With a new committee dedicated to attracting young families to Stoughton and the redevelopment authority working toward development of the riverfront site near downtown, some city leaders think the time is right to put renewed focus on the downtown business corridor that has long been the face of the city.
The Common Council heard a presentation from Denise Duranczyk (Dist. 1) at its Nov. 27 meeting about creating a downtown master plan. The likely two-year effort would create a roadmap for future development, roughly from Page Street to the railroad tracks along U.S. Hwy. 51.
Duranczyk and her partner in the effort, Sharon Mason-Boersma, made a similar pitch to the Redevelopment Authority last month, and it supported the idea just as the council did.
“The impetus behind this,” Mason-Boersma said at the RDA meeting, “is my kids and grandkids buying houses in the City of Stoughton. How do I help make sure the city grows in the way I want for them?”
The city’s 2017 comprehensive plan calls for such a document to be created before 2022, with guidelines for the appearance and use of downtown buildings and public spaces.
That plan calls for most downtown buildings to transition from retail or service uses on the ground floors to office to residential on upper floors. A particular focus is to have residential use only on upper floors of buildings.
Duranczyk envisions representatives from council, the RDA, the Planning Commission and citizens and business owners sitting on the committee. It was initially conceived as a subcommittee of the RDA, but city attorney Matt Dregne questioned that arrangement.
The Planning Commission is ultimately responsible for forwarding any master planning documents to the council, according to a legal opinion written by Dregne last month.
Dregne wrote the RDA is not legally able to act in place of the Planning Commission in designing a document that would eventually amend the comprehensive plan. It’s possible, then, that the committee would need to be formed as a subset of that commission, or at the least recommend its findings to that commission.
Duranczyk said the RDA’s goal is “not to compete” with the downtown area, noting the riverfront redevelopment it’s been working on and the downtown are only a couple of blocks apart.
“How do we kind of collaborate, feed off one another, plan so that what’s happening in the downtown kind of supports the riverfront and the riverfront is taken into consideration when we’re looking at what we have to do (in the downtown)?” Duranczyk asked at the November RDA meeting.
Mason-Boersma conducted a survey of downtown business owners and found several who would want to serve on the committee, which Duranczyk said she would be glad to “spearhead.”

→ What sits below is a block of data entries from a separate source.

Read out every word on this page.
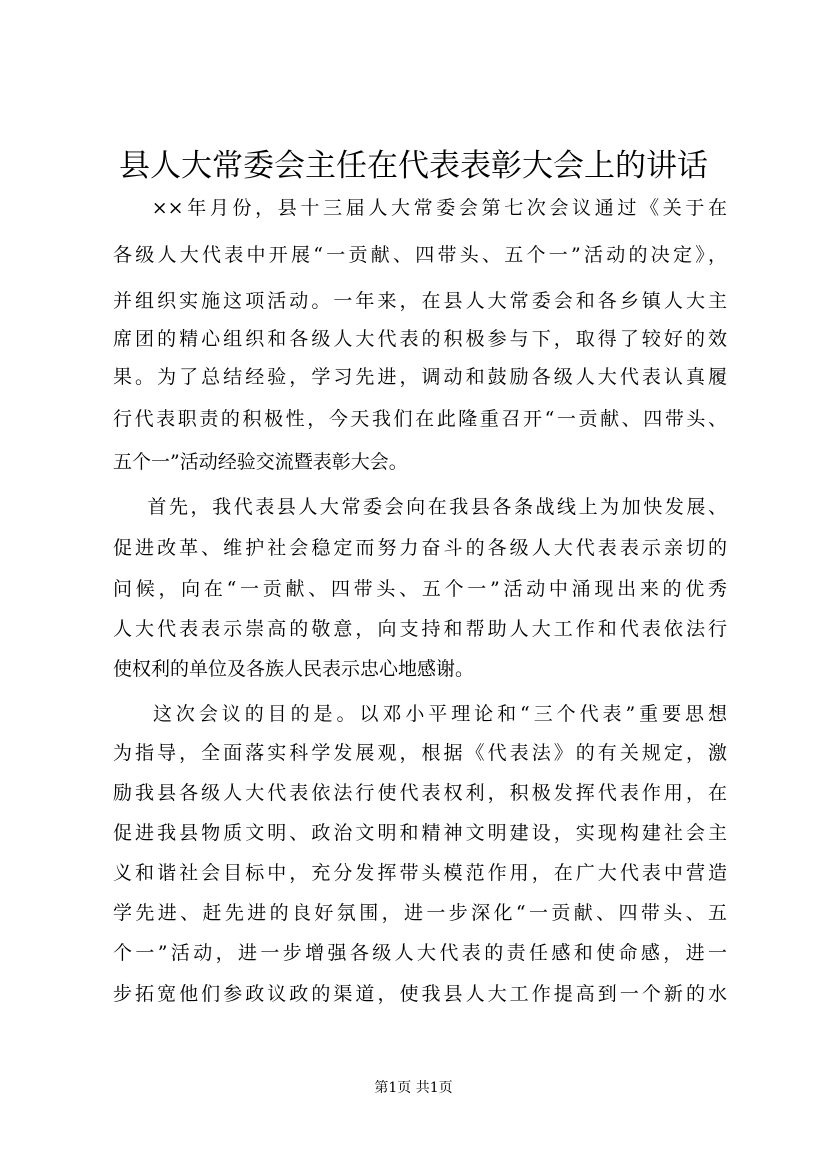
县人大常委会主任在代表表彰大会上的讲话
××年月份，县十三届人大常委会第七次会议通过《关于在
各级人大代表中开展“一贡献、四带头、五个一”活动的决定》，
并组织实施这项活动。一年来，在县人大常委会和各乡镇人大主
席团的精心组织和各级人大代表的积极参与下，取得了较好的效
果。为了总结经验，学习先进，调动和鼓励各级人大代表认真履
行代表职责的积极性，今天我们在此隆重召开“一贡献、四带头、
五个一”活动经验交流暨表彰大会。
首先，我代表县人大常委会向在我县各条战线上为加快发展、
促进改革、维护社会稳定而努力奋斗的各级人大代表表示亲切的
问候，向在“一贡献、四带头、五个一”活动中涌现出来的优秀
人大代表表示崇高的敬意，向支持和帮助人大工作和代表依法行
使权利的单位及各族人民表示忠心地感谢。
这次会议的目的是。以邓小平理论和“三个代表”重要思想
为指导，全面落实科学发展观，根据《代表法》的有关规定，激
励我县各级人大代表依法行使代表权利，积极发挥代表作用，在
促进我县物质文明、政治文明和精神文明建设，实现构建社会主
义和谐社会目标中，充分发挥带头模范作用，在广大代表中营造
学先进、赶先进的良好氛围，进一步深化“一贡献、四带头、五
个一”活动，进一步增强各级人大代表的责任感和使命感，进一
步拓宽他们参政议政的渠道，使我县人大工作提高到一个新的水
第1页 共1页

Duranczyk said the city could pay for the effort, which would include a consultant to guide the committee, with money from the downtown tax-increment financing district, TID 4, which has $150,000 set aside for planning purposes. The area she suggested would include a couple blocks north and south of Main Street, from Jefferson to Washington Street and might extend a couple blocks east and west beyond Page Street and the railroad tracks. Duranczyk said the eastern side of the area would receive particular attention.
In expressing his support for the idea, alder Matt Bartlett (D-4) said he wondered if the committee could morph into an economic development committee in the future. The city has been operating without an economic development director since the finance department was restructured last year.
Though Mayor Tim Swadley has said hiring an economic development expert is a priority, it’s hard to find the more than $100,000 for the expected salary cost in the city’s tight budget.
The Common Council tabled the issue, and Mayor Swadley said while “we obviously want to move forward, it’s not something that’s time-sensitive.”
Duranczyk agreed the decision doesn’t have to be made “next month,” but said the money in TID 4 would have to be used by March, 2021, giving a roughly two-year window for the project.